インバウンド誘客に向けた人材プールをつくるとすれば、台湾などのターゲット国の旅行会社向けの人材プールをつくるのも一手である。現地のマーケティングは現地の旅行会社の方が得意である。日本の観光に取り組んでいる台湾人や韓国人などを大事にすることも重要である。

公募の注意点

実績を問うような公募は注意が必要。日本の観光業のほとんどが国内観光である。国内観光の実績があるベテランを雇ったとしても、そのDMOのターゲットがインバウンドの場合は機能しない。

特に、行政や旅行会社からの派遣者で構成されるDMOの場合は、組織にパラサイトしようと考え、応募する人が現れる場合があるので注意が必要である。

【参考】さらに深堀りされた木下さんのnoteもご覧ください。

アドバイスを受けて

マーケティング・マネジメント等の専門性を有する人材の確保にむけては、観光庁の人材マッチングの制度や人脈等を活用した営業を検討していた。が、そもそも、DMO自体を魅力的な組織にするという視点は欠けていた。言われるまで、気づいていなかったが、言われてみれば、当たり前のことだ。そもそも組織に魅力がないのに、優秀な人を欲しがるのは虫が良すぎる。

魅力的な組織とは?

では、魅力的な組織とはどういう組織か。以下、私のひとりブレインストーミングの結果である。

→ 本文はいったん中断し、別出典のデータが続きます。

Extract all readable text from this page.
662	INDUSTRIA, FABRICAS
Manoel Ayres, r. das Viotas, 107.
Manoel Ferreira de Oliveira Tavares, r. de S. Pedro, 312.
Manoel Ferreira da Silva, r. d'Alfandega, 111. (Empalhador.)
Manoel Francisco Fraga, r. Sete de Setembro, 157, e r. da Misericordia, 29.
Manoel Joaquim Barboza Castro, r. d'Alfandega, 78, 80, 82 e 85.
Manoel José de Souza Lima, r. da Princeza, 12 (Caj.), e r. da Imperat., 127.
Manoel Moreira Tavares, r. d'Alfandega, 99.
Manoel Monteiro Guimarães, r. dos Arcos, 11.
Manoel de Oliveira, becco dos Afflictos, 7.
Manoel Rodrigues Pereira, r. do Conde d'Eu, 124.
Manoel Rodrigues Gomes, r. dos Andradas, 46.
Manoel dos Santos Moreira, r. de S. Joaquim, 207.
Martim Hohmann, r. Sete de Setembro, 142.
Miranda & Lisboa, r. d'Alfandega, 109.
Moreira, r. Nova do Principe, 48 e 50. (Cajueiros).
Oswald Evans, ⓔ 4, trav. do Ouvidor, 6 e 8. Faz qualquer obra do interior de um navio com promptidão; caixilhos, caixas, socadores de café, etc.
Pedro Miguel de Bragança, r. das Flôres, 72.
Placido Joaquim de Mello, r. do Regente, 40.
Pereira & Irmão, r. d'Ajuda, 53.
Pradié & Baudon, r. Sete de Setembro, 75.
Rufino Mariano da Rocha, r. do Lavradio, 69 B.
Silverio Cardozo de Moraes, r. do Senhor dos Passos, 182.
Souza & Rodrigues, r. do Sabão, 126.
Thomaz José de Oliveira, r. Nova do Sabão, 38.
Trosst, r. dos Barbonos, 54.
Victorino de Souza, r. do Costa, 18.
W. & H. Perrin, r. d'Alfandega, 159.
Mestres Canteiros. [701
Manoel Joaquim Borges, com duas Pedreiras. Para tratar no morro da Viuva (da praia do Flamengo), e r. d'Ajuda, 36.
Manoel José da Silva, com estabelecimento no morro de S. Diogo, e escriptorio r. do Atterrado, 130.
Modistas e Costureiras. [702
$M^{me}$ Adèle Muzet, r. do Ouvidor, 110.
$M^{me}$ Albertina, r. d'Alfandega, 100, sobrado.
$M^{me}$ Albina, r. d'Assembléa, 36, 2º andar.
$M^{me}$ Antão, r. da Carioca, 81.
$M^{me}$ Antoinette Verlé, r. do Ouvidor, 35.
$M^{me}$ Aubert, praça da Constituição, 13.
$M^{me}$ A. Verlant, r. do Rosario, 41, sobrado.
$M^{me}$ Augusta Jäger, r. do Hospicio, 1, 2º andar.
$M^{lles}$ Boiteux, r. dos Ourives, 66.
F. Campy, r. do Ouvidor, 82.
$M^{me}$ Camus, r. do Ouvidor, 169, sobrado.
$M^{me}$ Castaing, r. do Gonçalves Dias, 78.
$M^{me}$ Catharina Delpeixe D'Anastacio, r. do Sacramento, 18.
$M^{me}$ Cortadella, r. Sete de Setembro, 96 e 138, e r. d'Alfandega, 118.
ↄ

  • 地域・社会に貢献できる(人生の貴重な時間を使うに値する仕事ができる)

  • 組織内外の関係者に貢献できる

  • やりがいを感じる事業(仕事)がある

  • 自分の能力(強み)を生かせる

  • 没頭できる(わくわくできる)

  • 仕事を通して成長できる

  • 休みを取りやすい

  • ライフワークバランスについて自己決定権がある(家庭に重きを置くか、仕事に重きを置くか自分で決められる)

  • 職場の雰囲気がいい

  • なんかかっこいい

DMOは十分に魅力的な組織になれるポテンシャルを持っている。まずは、組織のビジョン・ミッション・バリューなど、青臭い議論をスタッフ間で実施したい。また、一番下の「なんかかっこいい」でいうと、役職についても「営業担当」でなく「セールスリーダー」、「ホームページ担当」でなく「プロモーションリーダー」に見直すなど検討の余地がある。

リクルーティングに向けた情報発信

全国のDMOにおいて、リクルーティングのための情報発信はほとんど行われていない。一般の民間企業が実施しているように、「ビジョン・ミッション・バリュー」、「どのような人が働いているか。」、「職員の1日のスケジュール」、「先輩職員のコメント」、「DMOが行っている事業」などは、ホームページやSNSを活用して積極的に発信をする必要がある。長崎観光コンベンション協会は、事業計画やビジョン、職員の情報等をホームページで公開している。良い取組だ。

まとめ

まずは、将来のリクルーティングを見据え、人材プールづくりに向けた戦略をつくり、トップから現場職員まで、同じ方法を向いて動けるようにしたい。そして、とにかく実行あるのみ。DMOが地域の観光消費額の向上に貢献するには、今いる職員のレベルアップと、優秀な人材の確保が欠かせない。逆に、いい人材がそろっていれば、どんな難局も乗り越えることができる。
人材プールづくりは、全国のDMOにとって欠かせない取組である。